Irish flutes were originally old English simple system flutes that were discarded by concert musicians during the advent of the modern, Boehm system, Western concert flute in the late 1800s. These "obsolete" flutes were picked up at low cost by Irish traditional musicians. Today, Irish flutes are being made expressly for the playing of Irish traditional music by many makers. These modern Irish flutes often have few, if any keys, which is one difference between them and their predecessors, which had anywhere from 5-10 keys in addition to the standard six open holes. Some of the best known modern flute makers include Michael Grinter, Patrick Olwell, Sam Murray and Hammy Hamilton and Martin Doyle (flute maker). Terry McGee is also a well known maker of Irish flutes and his website (listed below) has a wealth of information.

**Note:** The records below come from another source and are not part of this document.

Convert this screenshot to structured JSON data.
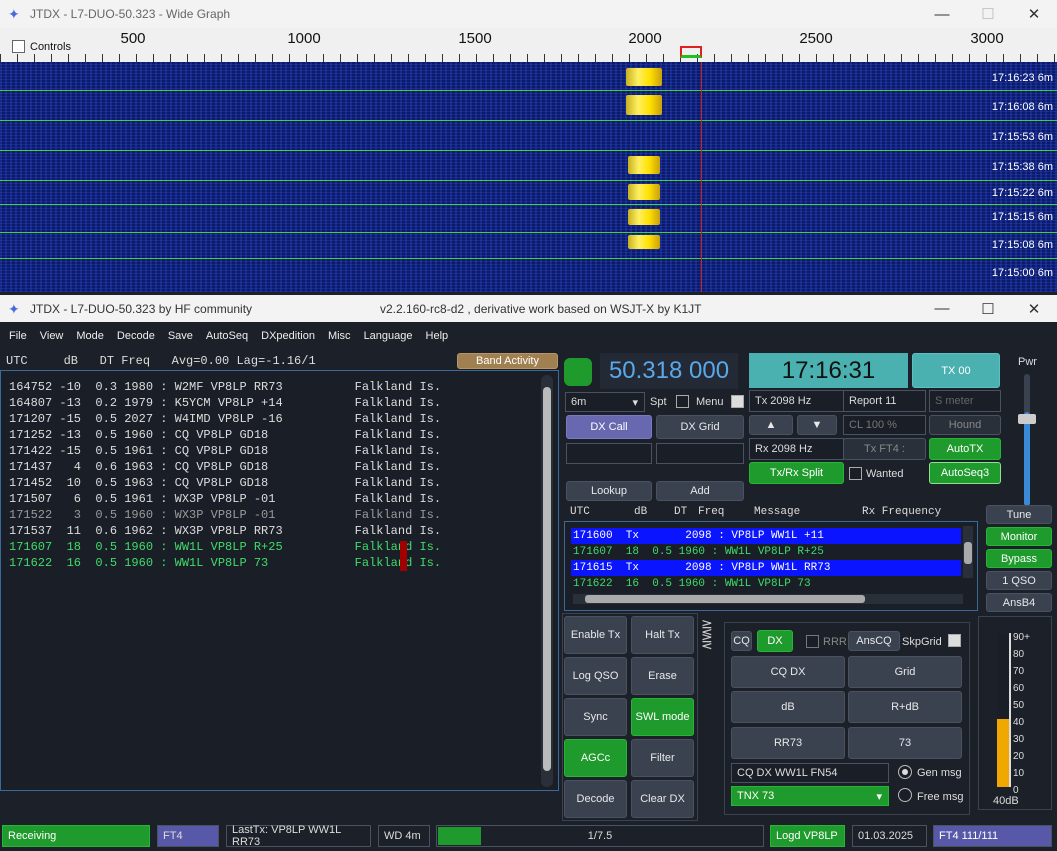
{
  "wide_graph": {
    "title": "JTDX - L7-DUO-50.323 - Wide Graph",
    "controls_label": "Controls",
    "scale_labels": [
      "500",
      "1000",
      "1500",
      "2000",
      "2500",
      "3000"
    ],
    "band": "6m",
    "rows": [
      {
        "time": "17:16:23"
      },
      {
        "time": "17:16:08"
      },
      {
        "time": "17:15:53"
      },
      {
        "time": "17:15:38"
      },
      {
        "time": "17:15:22"
      },
      {
        "time": "17:15:15"
      },
      {
        "time": "17:15:08"
      },
      {
        "time": "17:15:00"
      }
    ]
  },
  "main": {
    "title_left": "JTDX - L7-DUO-50.323  by HF community",
    "title_center": "v2.2.160-rc8-d2 , derivative work based on WSJT-X by K1JT",
    "menu": [
      "File",
      "View",
      "Mode",
      "Decode",
      "Save",
      "AutoSeq",
      "DXpedition",
      "Misc",
      "Language",
      "Help"
    ],
    "band_header": "UTC     dB   DT Freq   Avg=0.00 Lag=-1.16/1",
    "band_activity_label": "Band Activity",
    "band_rows": [
      {
        "text": "164752 -10  0.3 1980 : W2MF VP8LP RR73          Falkland Is.",
        "color": "#e8e8e8"
      },
      {
        "text": "164807 -13  0.2 1979 : K5YCM VP8LP +14          Falkland Is.",
        "color": "#e8e8e8"
      },
      {
        "text": "171207 -15  0.5 2027 : W4IMD VP8LP -16          Falkland Is.",
        "color": "#e8e8e8"
      },
      {
        "text": "171252 -13  0.5 1960 : CQ VP8LP GD18            Falkland Is.",
        "color": "#e8e8e8"
      },
      {
        "text": "171422 -15  0.5 1961 : CQ VP8LP GD18            Falkland Is.",
        "color": "#e8e8e8"
      },
      {
        "text": "171437   4  0.6 1963 : CQ VP8LP GD18            Falkland Is.",
        "color": "#e8e8e8"
      },
      {
        "text": "171452  10  0.5 1963 : CQ VP8LP GD18            Falkland Is.",
        "color": "#e8e8e8"
      },
      {
        "text": "171507   6  0.5 1961 : WX3P VP8LP -01           Falkland Is.",
        "color": "#e8e8e8"
      },
      {
        "text": "171522   3  0.5 1960 : WX3P VP8LP -01           Falkland Is.",
        "color": "#9a9a9a"
      },
      {
        "text": "171537  11  0.6 1962 : WX3P VP8LP RR73          Falkland Is.",
        "color": "#e8e8e8"
      },
      {
        "text": "171607  18  0.5 1960 : WW1L VP8LP R+25          Falkland Is.",
        "color": "#3fdc6a"
      },
      {
        "text": "171622  16  0.5 1960 : WW1L VP8LP 73            Falkland Is.",
        "color": "#3fdc6a"
      }
    ],
    "frequency": "50.318 000",
    "clock": "17:16:31",
    "tx00": "TX 00",
    "band_select": "6m",
    "spt": "Spt",
    "menu_label": "Menu",
    "tx_hz": "Tx  2098  Hz",
    "rx_hz": "Rx  2098  Hz",
    "report": "Report 11",
    "s_meter": "S meter",
    "cl": "CL  100 %",
    "hound": "Hound",
    "tx_ft4": "Tx FT4 :",
    "autotx": "AutoTX",
    "autoseq3": "AutoSeq3",
    "wanted": "Wanted",
    "txrx_split": "Tx/Rx Split",
    "dx_call": "DX Call",
    "dx_grid": "DX Grid",
    "lookup": "Lookup",
    "add": "Add",
    "pwr": "Pwr",
    "rx_header": {
      "utc": "UTC",
      "db": "dB",
      "dt": "DT",
      "freq": "Freq",
      "message": "Message",
      "rxfreq": "Rx Frequency"
    },
    "rx_rows": [
      {
        "text": "171600  Tx       2098 : VP8LP WW1L +11",
        "bg": "#0a14ff",
        "color": "#fff"
      },
      {
        "text": "171607  18  0.5 1960 : WW1L VP8LP R+25",
        "bg": "",
        "color": "#3fdc6a"
      },
      {
        "text": "171615  Tx       2098 : VP8LP WW1L RR73",
        "bg": "#0a14ff",
        "color": "#fff"
      },
      {
        "text": "171622  16  0.5 1960 : WW1L VP8LP 73",
        "bg": "",
        "color": "#3fdc6a"
      }
    ],
    "right_buttons": [
      "Tune",
      "Monitor",
      "Bypass",
      "1 QSO",
      "AnsB4"
    ],
    "left_buttons": [
      "Enable Tx",
      "Halt Tx",
      "Log QSO",
      "Erase",
      "Sync",
      "SWL mode",
      "AGCc",
      "Filter",
      "Decode",
      "Clear DX"
    ],
    "seq": {
      "cq": "CQ",
      "dx": "DX",
      "rrr": "RRR",
      "anscq": "AnsCQ",
      "skpgrid": "SkpGrid"
    },
    "msg_buttons": [
      "CQ DX",
      "Grid",
      "dB",
      "R+dB",
      "RR73",
      "73"
    ],
    "gen_msg_text": "CQ DX WW1L FN54",
    "free_msg_text": "TNX 73",
    "gen_msg": "Gen msg",
    "free_msg": "Free msg",
    "meter_labels": [
      "90+",
      "80",
      "70",
      "60",
      "50",
      "40",
      "30",
      "20",
      "10",
      "0"
    ],
    "meter_db": "40dB",
    "meter_level": 40,
    "status": {
      "receiving": "Receiving",
      "mode": "FT4",
      "lasttx": "LastTx: VP8LP WW1L RR73",
      "wd": "WD 4m",
      "progress": "1/7.5",
      "progress_fraction": 0.133,
      "logd": "Logd VP8LP",
      "date": "01.03.2025",
      "ft4count": "FT4  111/111"
    }
  }
}
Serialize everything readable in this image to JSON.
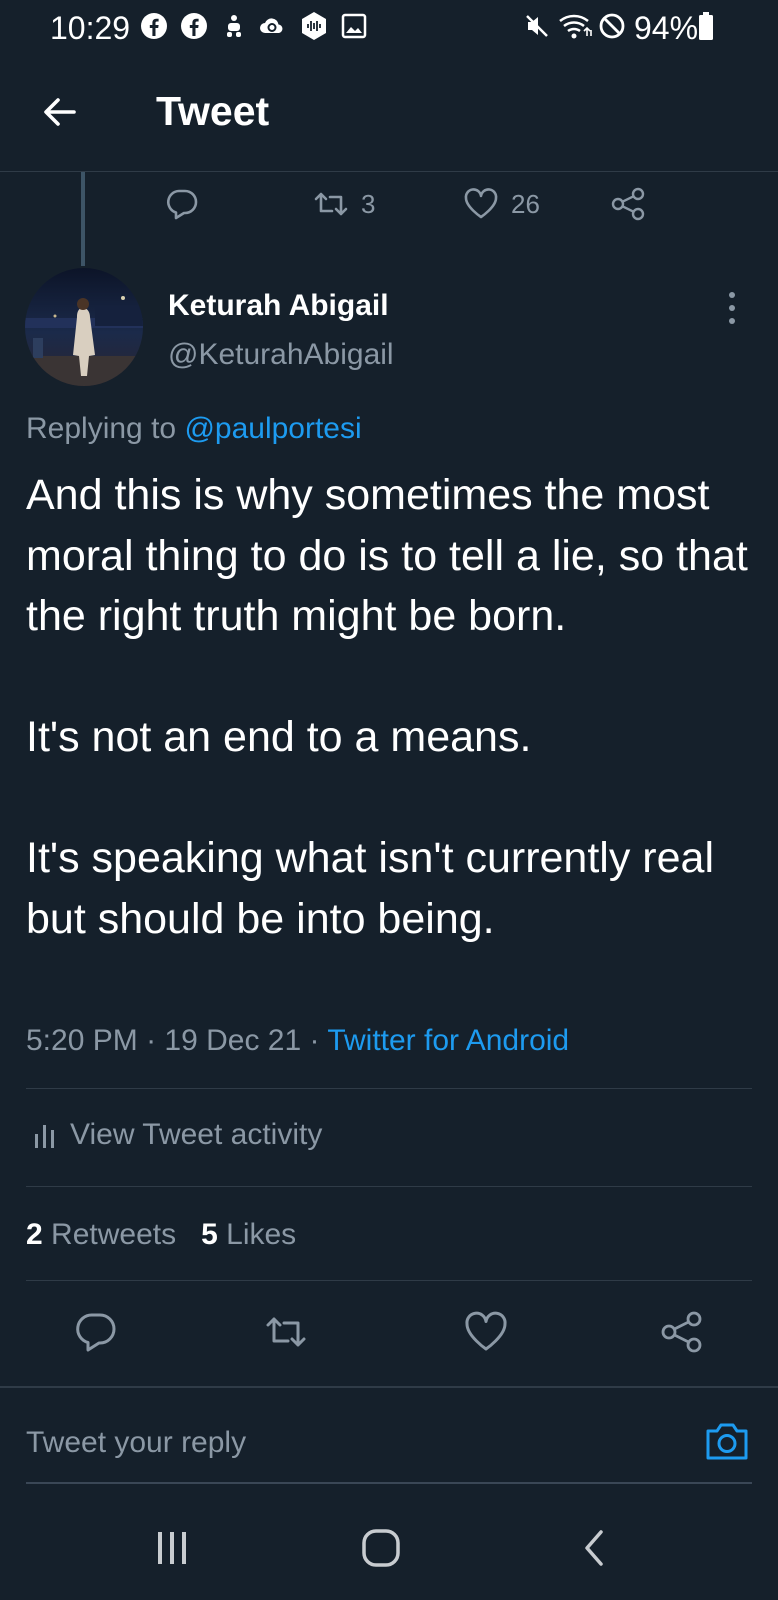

Irish flutes are usually made out of wood, but are also occasionally made out of composite materials such as Delrin. Both materials have fairly similar musical characteristics, however, at least in comparison to metal flutes. Some makers also make more inexpensive practice flutes out of other materials, such as PVC or metal. Due to its wood headjoint, characteristic embouchure, the direct (keyless) fingering of notes in two major scales, and the characteristic manner of playing which is part of the Irish music tradition, the simple system flutes have a distinctly different sound than the Western concert flute. The tone of both instruments of course varies greatly with the player, but in general the simple system flutes have a bit of a darker, reedy tone and the direct fingering and style of playing gives the notes just a bit of portamento.
There are two main styles of Irish flute, the Pratten and the Rudall & Rose. The Pratten has wider bore dimensions and provides a louder sound, while the Rudall & Rose has a darker, pure tone and is slightly thinner than the Pratten style flute. Some flutes have an extra two holes on the end, which are meant to stabilize the tone and are not meant to be played.